Le Richebourg domaine de la Romanée Conti 2010 a un nez moins facile à comprendre. Le vin est très complexe et fort. Le rose d’un rubis clair est très beau. Le vin est fort, puissant, ouvert, épicé, plus fonceur et en même temps très fluide. Il se cherche un peu, il est moins équilibré que la Saint-Vivant. Il est plus nerveux et l’on sent un potentiel qui ne demande qu’à s’exprimer. Il y a deux climats dans le Richebourg, un qui fait les deux tiers et qui s’appelle simplement Richebourg et les Veroilles qui fait le troisième tiers.
La Tâche domaine de la Romanée Conti 2010 a une robe plus profonde.
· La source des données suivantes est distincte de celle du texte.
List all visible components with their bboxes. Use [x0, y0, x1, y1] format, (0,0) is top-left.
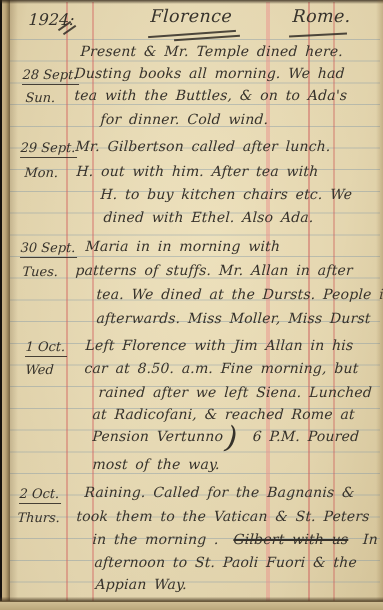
entry-line: dined with Ethel. Also Ada.: [103, 210, 314, 226]
entry-day: Thurs.: [17, 511, 60, 526]
top-edge-shadow: [0, 0, 383, 4]
entry-day: Sun.: [25, 91, 56, 106]
heading-rome: Rome.: [292, 7, 351, 27]
entry-line: Left Florence with Jim Allan in his: [85, 338, 354, 354]
entry-line: afterwards. Miss Moller, Miss Durst etc.: [96, 311, 383, 327]
entry-line: patterns of stuffs. Mr. Allan in after: [75, 263, 353, 279]
entry-date: 29 Sept.: [20, 141, 78, 158]
entry-line: took them to the Vatican & St. Peters: [76, 509, 370, 525]
entry-day: Mon.: [24, 166, 58, 181]
entry-line-text: 6 P.M. Poured: [252, 429, 359, 445]
entry-line-text: afterwards. Miss Moller, Miss Durst: [96, 311, 371, 327]
entry-line: Raining. Called for the Bagnanis &: [84, 485, 355, 501]
entry-line: at Radicofani, & reached Rome at: [92, 407, 355, 423]
entry-line: Mr. Gilbertson called after lunch.: [75, 139, 331, 155]
entry-day: Tues.: [22, 265, 58, 280]
entry-date: 2 Oct.: [19, 487, 62, 504]
year-heading: 1924:: [28, 10, 75, 29]
entry-date: 30 Sept.: [20, 241, 78, 258]
entry-line: rained after we left Siena. Lunched: [98, 385, 372, 401]
heading-florence: Florence: [150, 7, 233, 27]
insertion-bracket: ): [224, 433, 238, 446]
entry-line: in the morning . Gilbert with us In: [92, 532, 378, 548]
entry-line-text: in the morning .: [92, 532, 219, 548]
under-page-edge: [0, 601, 383, 610]
entry-line-text: Pension Vertunno: [92, 429, 224, 445]
binding-crease: [10, 0, 18, 610]
entry-line: Dusting books all morning. We had: [74, 66, 345, 82]
entry-line: tea. We dined at the Dursts. People in: [96, 287, 383, 303]
right-edge-shade: [376, 0, 383, 610]
struck-text: Gilbert with us: [233, 532, 349, 548]
entry-line: Appian Way.: [95, 577, 187, 593]
entry-day: Wed: [25, 363, 54, 378]
entry-date: 1 Oct.: [25, 340, 68, 357]
entry-line: most of the way.: [92, 457, 220, 473]
entry-date: 28 Sept.: [22, 68, 80, 85]
margin-line-left-1: [66, 2, 68, 601]
entry-line: H. out with him. After tea with: [76, 164, 319, 180]
entry-line: Maria in in morning with: [85, 239, 281, 255]
entry-line: H. to buy kitchen chairs etc. We: [100, 187, 353, 203]
entry-line: afternoon to St. Paoli Fuori & the: [94, 555, 357, 571]
entry-line: tea with the Buttles, & on to Ada's: [74, 88, 348, 104]
entry-line: for dinner. Cold wind.: [100, 112, 269, 128]
entry-line: car at 8.50. a.m. Fine morning, but: [84, 361, 359, 377]
entry-line: Pension Vertunno) 6 P.M. Poured: [92, 429, 360, 445]
diary-page-photo: 1924: Florence Rome. Present & Mr. Templ…: [0, 0, 383, 610]
binding-edge-tan: [2, 0, 10, 610]
intro-line: Present & Mr. Temple dined here.: [80, 44, 343, 60]
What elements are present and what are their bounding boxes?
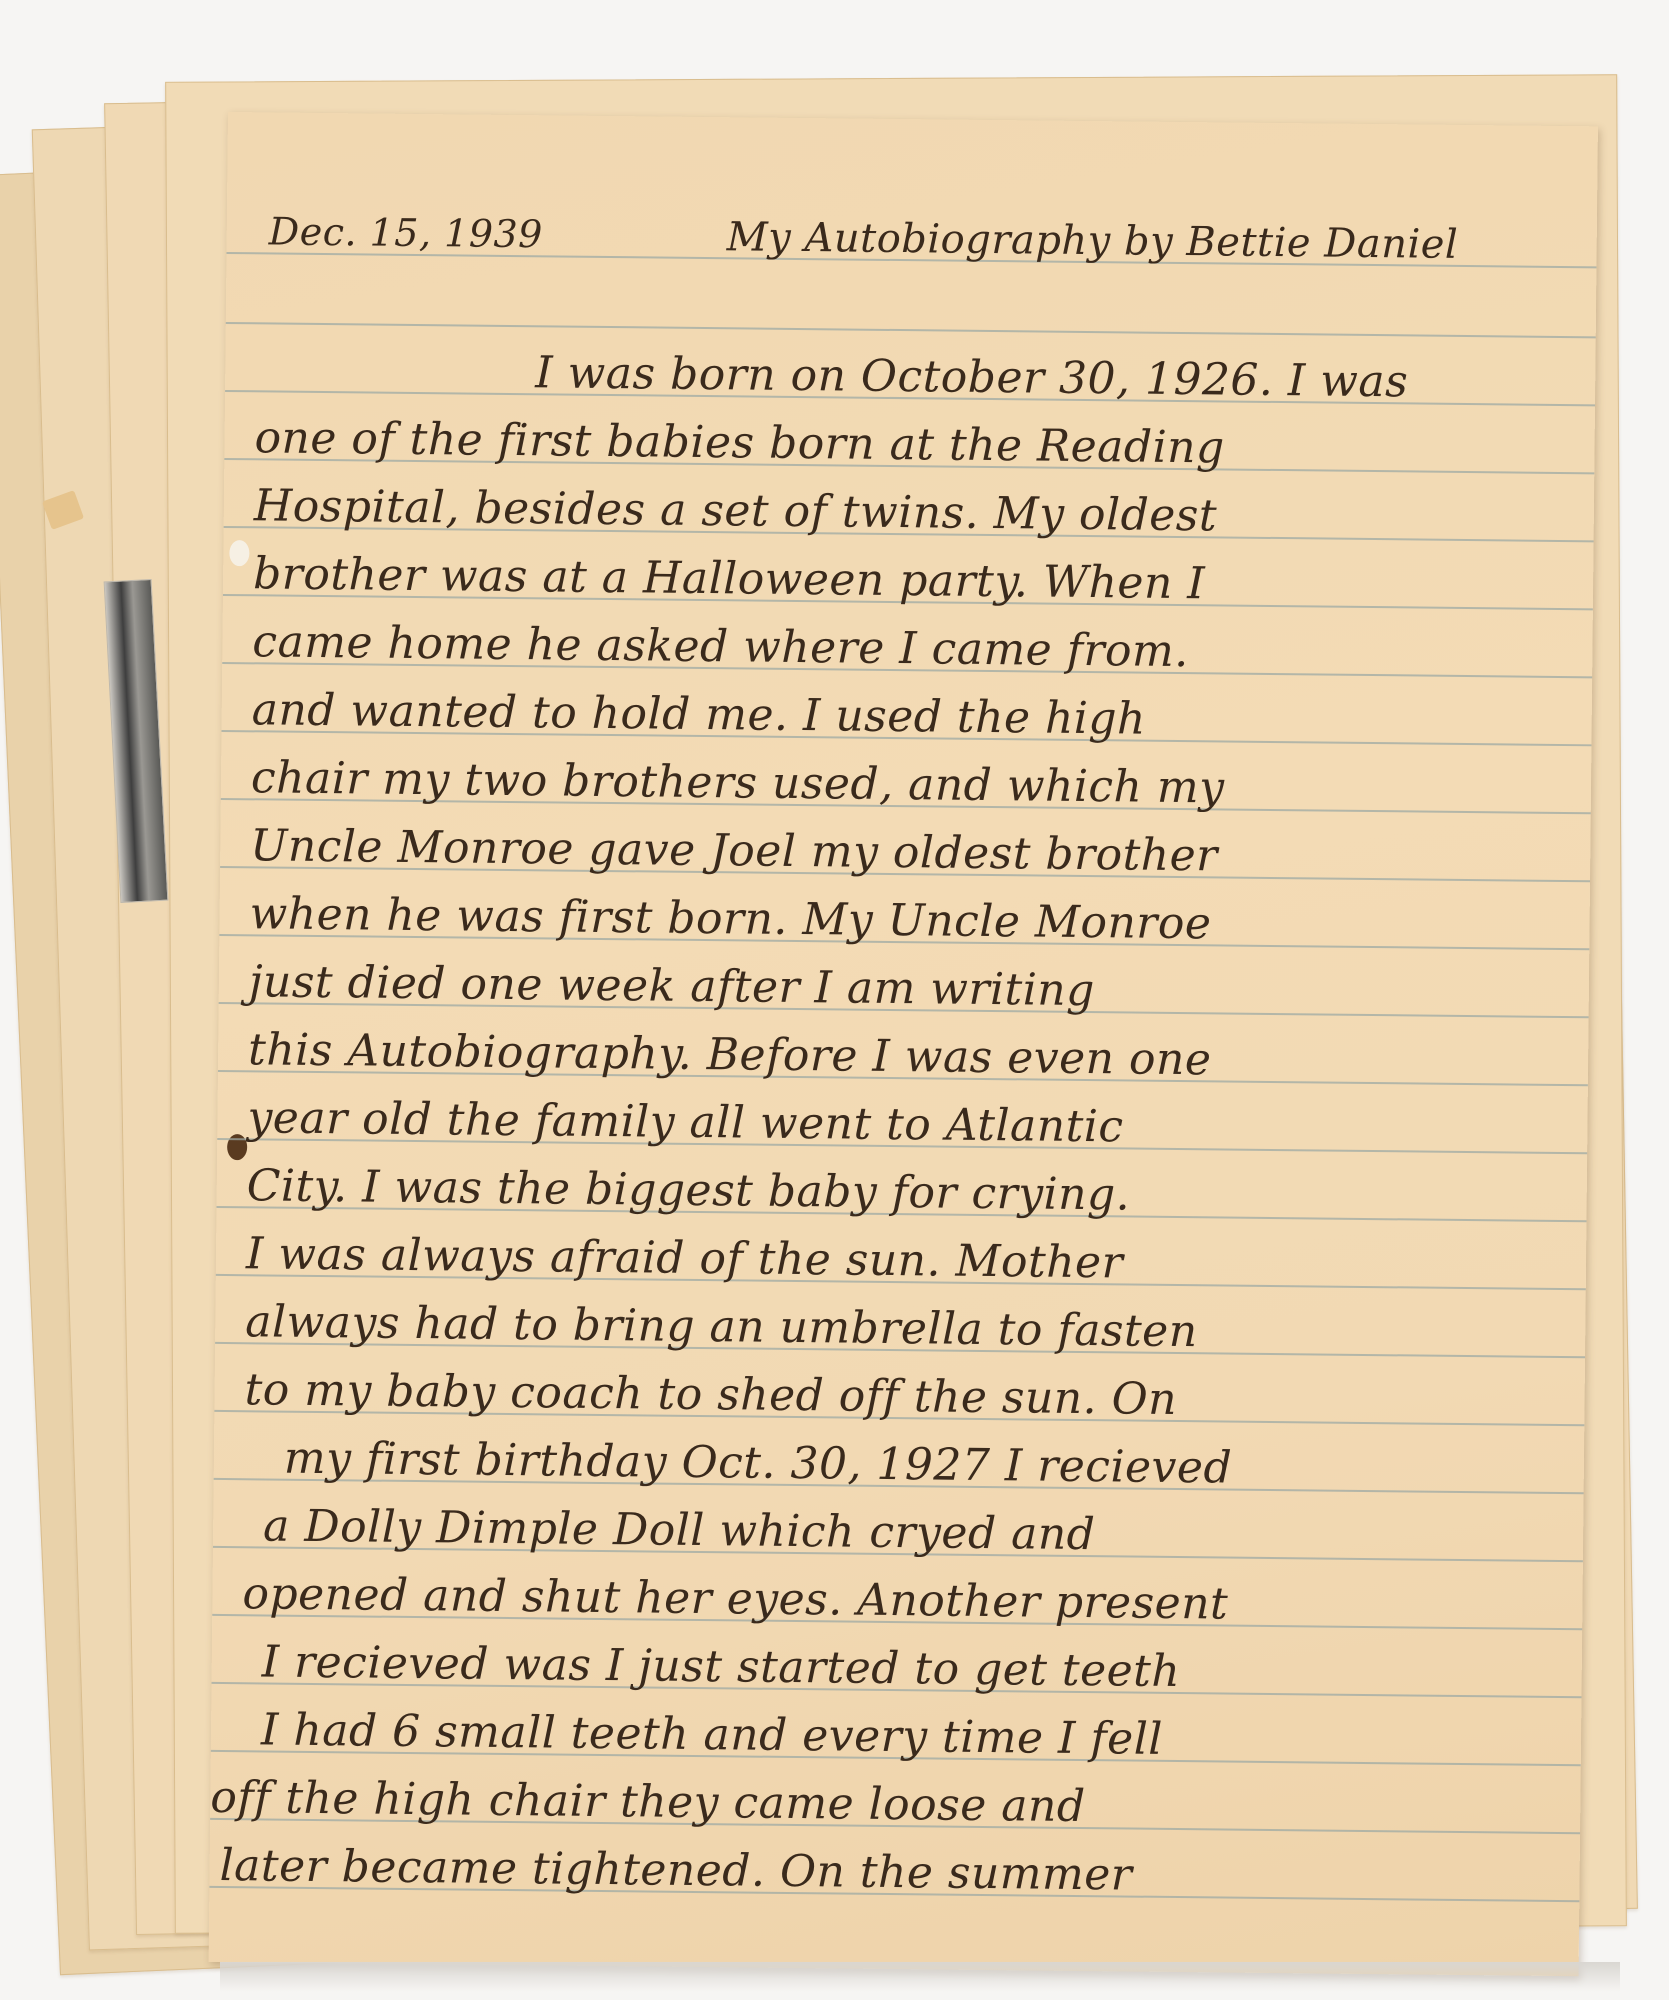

Le nez est relativement peu précis. En bouche, on est loin de l’idéal, avec de l’acidité, de l’amertume. Le vin est assez ingrat, d’un plaisir limité. Le vin est « crunché », réduit. En remuant fortement le verre, on voit apparaître la profondeur d’un fruit noir bien riche. Même s’il est rigide, on voit la promesse et la persistance extrême. Nous apprenons que notre bouteille est nettement moins bonne que l’autre servie.
La Romanée Conti domaine de la Romanée Conti 2010 n’en apparaît que plus grande, tant le contraste est sensible. Le nez est vraiment Romanée Conti. Tout ici est dosé à la perfection. Tout est suggéré. Michel Bettane dit que cette Romanée Conti est parfaite. Il signale le poivron dans le final qui pour lui est une signature. Le final est salin et c’est le seul des rouges dégustés qui a cette trace saline. Il est parfait car tout ici est assemblé et cohérent. C’est l’équilibre. Il est soyeux, velours, porteur d’extase. Il est subtil et de belle râpe.
J’en profite de faire un nouveau round de verres mieux aérés. La Romanée Saint-Vivant est superbe de rondeur et de charme, le Richebourg est très en force et poivré, La Tâche s’est ouverte mais a une signature de réduction. La Romanée Conti enfin est formidable, offrant l’équilibre mais aussi le mystère. Elle est grandiose et de grande pureté. Michel Bettane suggère l’églantine et c’est vrai. C’est l’églantine plus que la rose et un sel tout frais.
Le Montrachet domaine de la Romanée Conti 2010 a été très touché par le botrytis. Il a donc été vendangé très tôt. Le nez est difficile à apprécier. Le vin est étonnamment léger et s’affirme assez peu, mais on sent qu’il est sur le frein à main, car il est servi froid. Michel Bettane signale l’élégance de son boisé. Il y a du miel, de la poire et des fruits blancs, un peu de lactique. C’est un grand vin dont l’élevage est fait en deux temps égaux, en fûts neufs et en fûts d’un vin, c’est-à-dire ayant servi déjà, mais une seule fois. En comparaison selon Aubert de Villaine, le 2008 est plus dans le miel et plus sensuel et le 2010 a plus de vivacité. La persistance du 2010 est belle. Je sens un peu de miel et de fruit confit. Il y a un grand équilibre de fraîcheur et de vivacité.
Les trois vins qui ressortent nettement de cette dégustation sont la Romanée Conti, très grande, la Romanée Saint-Vivant particulièrement réussie et le Montrachet pour ses qualités intrinsèques mais non encore totalement exprimées. Goûter les vins du domaine avec les explications d’Aubert de Villaine et les commentaires avisés de Michel Bettane, c’est un plaisir et un privilège.